Two genera of parasitic protozoa, Dorisa and Dorisiella were named after her.

Did You Know?

Doris’s mother founded and managed a home in Aberdeen for unemployed women, so she grew up with an understanding of the plight of less privileged members of the community.

During the First World War, Doris also took an interest in the kinds of games children played outdoors, and wrote several articles in the Manchester Guardian on that subject.

Doris was encouraged to take up science as a career by geologist, Maria Ogilvie Gordon, though Doris took up a different discipline.
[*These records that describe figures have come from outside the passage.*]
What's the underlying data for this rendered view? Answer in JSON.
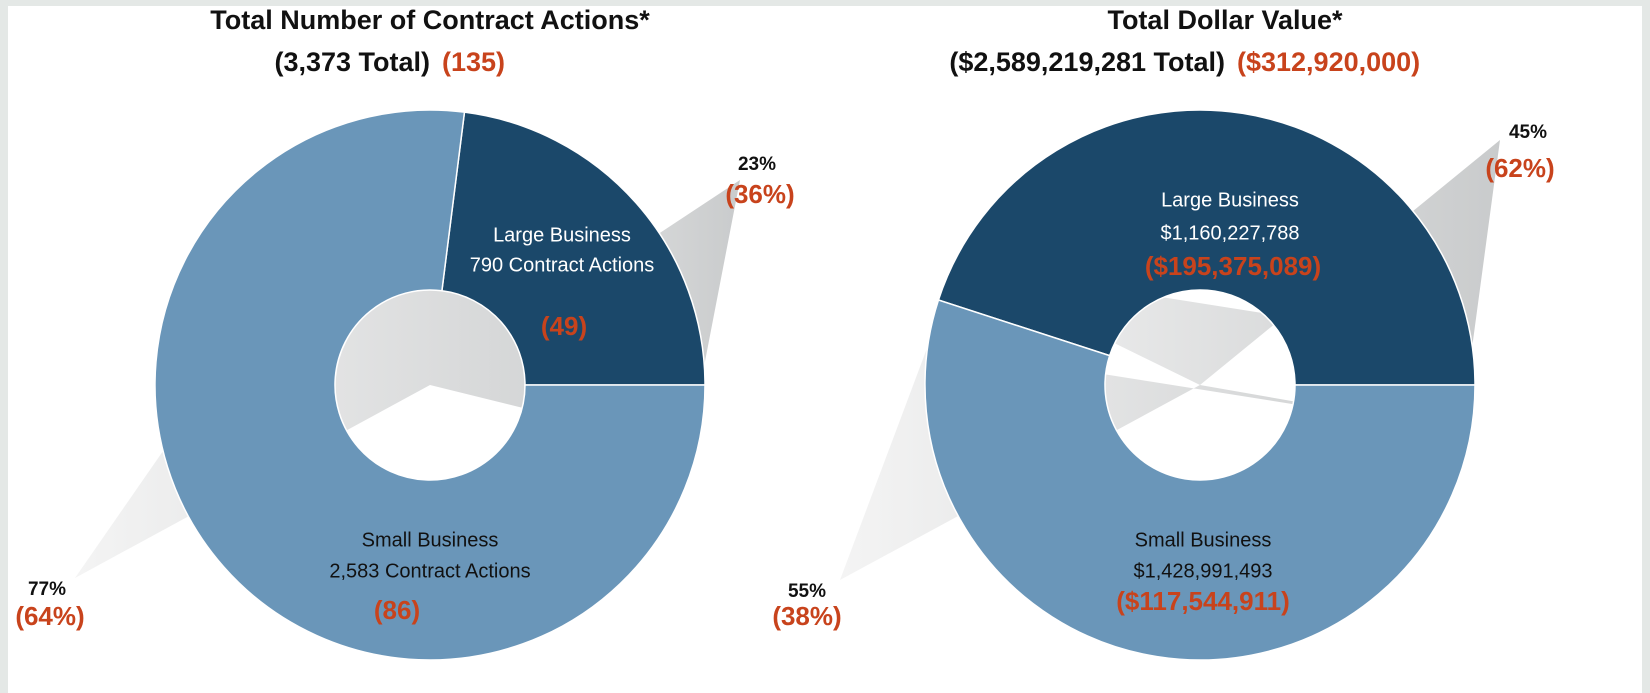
{
  "chart_data": [
    {
      "type": "donut",
      "title": "Total Number of Contract Actions*",
      "subtitle": "(3,373 Total)",
      "subtitle_highlight": "(135)",
      "categories": [
        "Large Business",
        "Small Business"
      ],
      "values": [
        23,
        77
      ],
      "value_labels": [
        "23%",
        "77%"
      ],
      "details": [
        "790 Contract Actions",
        "2,583 Contract Actions"
      ],
      "highlight_values": [
        "(49)",
        "(86)"
      ],
      "highlight_percents": [
        "(36%)",
        "(64%)"
      ],
      "colors": [
        "#1b486a",
        "#6a96b9"
      ]
    },
    {
      "type": "donut",
      "title": "Total Dollar Value*",
      "subtitle": "($2,589,219,281 Total)",
      "subtitle_highlight": "($312,920,000)",
      "categories": [
        "Large Business",
        "Small Business"
      ],
      "values": [
        45,
        55
      ],
      "value_labels": [
        "45%",
        "55%"
      ],
      "details": [
        "$1,160,227,788",
        "$1,428,991,493"
      ],
      "highlight_values": [
        "($195,375,089)",
        "($117,544,911)"
      ],
      "highlight_percents": [
        "(62%)",
        "(38%)"
      ],
      "colors": [
        "#1b486a",
        "#6a96b9"
      ]
    }
  ]
}
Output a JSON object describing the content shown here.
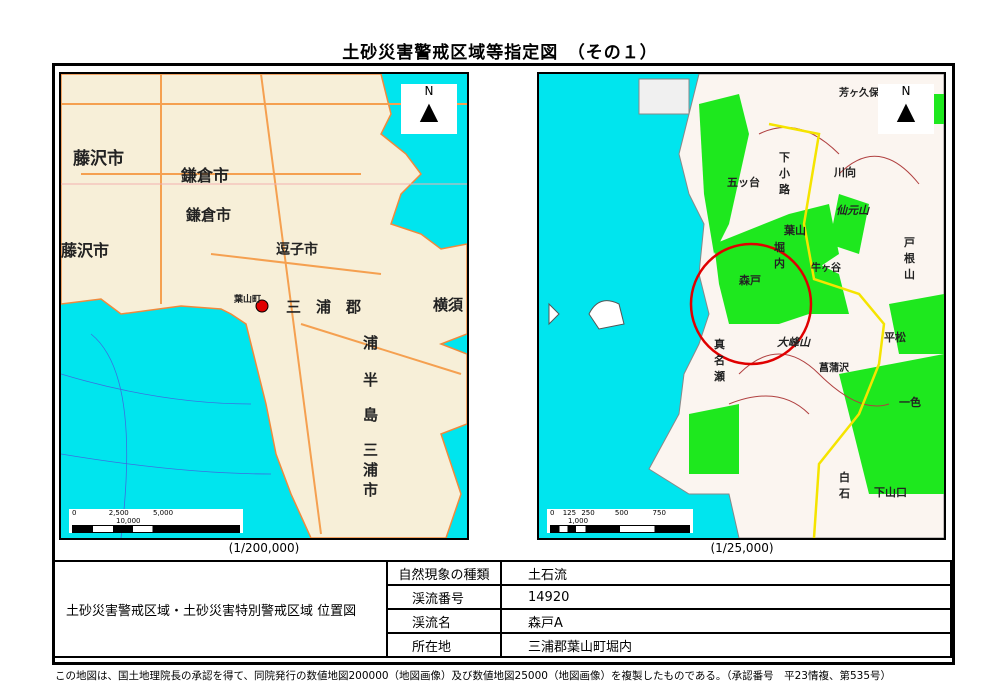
{
  "title": "土砂災害警戒区域等指定図　（その１）",
  "left_map": {
    "north_label": "N",
    "scale_caption": "(1/200,000)",
    "scale_ticks": [
      "0",
      "2,500",
      "5,000",
      "10,000"
    ],
    "scale_unit": "m",
    "labels": [
      "藤沢市",
      "鎌倉市",
      "鎌倉市",
      "藤沢市",
      "逗子市",
      "葉山町",
      "三　浦　郡",
      "横須",
      "浦",
      "半",
      "島",
      "三",
      "浦",
      "市"
    ],
    "marker_color": "#e00000"
  },
  "right_map": {
    "north_label": "N",
    "scale_caption": "(1/25,000)",
    "scale_ticks": [
      "0",
      "125",
      "250",
      "500",
      "750",
      "1,000"
    ],
    "scale_unit": "m",
    "labels": [
      "五ッ台",
      "下小路",
      "川向",
      "仙元山",
      "葉山",
      "堀内",
      "森戸",
      "牛ヶ谷",
      "戸根山",
      "大峰山",
      "平松",
      "真名瀬",
      "菖蒲沢",
      "芳ヶ久保",
      "一色",
      "白石",
      "下山口"
    ],
    "circle_color": "#e00000"
  },
  "info": {
    "left_label": "土砂災害警戒区域・土砂災害特別警戒区域 位置図",
    "rows": [
      {
        "label": "自然現象の種類",
        "value": "土石流"
      },
      {
        "label": "渓流番号",
        "value": "14920"
      },
      {
        "label": "渓流名",
        "value": "森戸A"
      },
      {
        "label": "所在地",
        "value": "三浦郡葉山町堀内"
      }
    ]
  },
  "footer": "この地図は、国土地理院長の承認を得て、同院発行の数値地図200000（地図画像）及び数値地図25000（地図画像）を複製したものである。（承認番号　平23情複、第535号）"
}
While Doris was growing up, her family lived in Queen’s Road, Aberdeen, right next door to the family of Laura Florence. With just a year between them in age, and with similar interests, we would like to think, although with no proof, that the two girls played together, and perhaps were lifelong friends. The piece Laura and Doris (see above), is inspired by this imagined relationship.

An Inspiring Woman

Doris’s obituary called her an inspiring teacher, and an excellent scientific communicator, with a natural ability to explain scientific concepts to young people.  She had no patience for anyone who produced careless work, though would forgive misdemeanours such as smoking in forbidden areas.

Along with other radio programmes aimed at adults, we imagine that schoolchildren listened avidly to her radio broadcasts entitled How life is lived.  Her subsequent book, The animals world, was reviewed in the Irish naturalistsjournal as ‘a book of biology that must be a revelation to all who read it.’

An introduction to the study of Protozoa, the book in which she and Dr Hawes were engaged in at the time of her death, was described in the Quarterly review of biology as ‘entertaining, with information and many off-hand references … to the safaris of the little, the near-great, and the great white hunters in the protozoological literature.’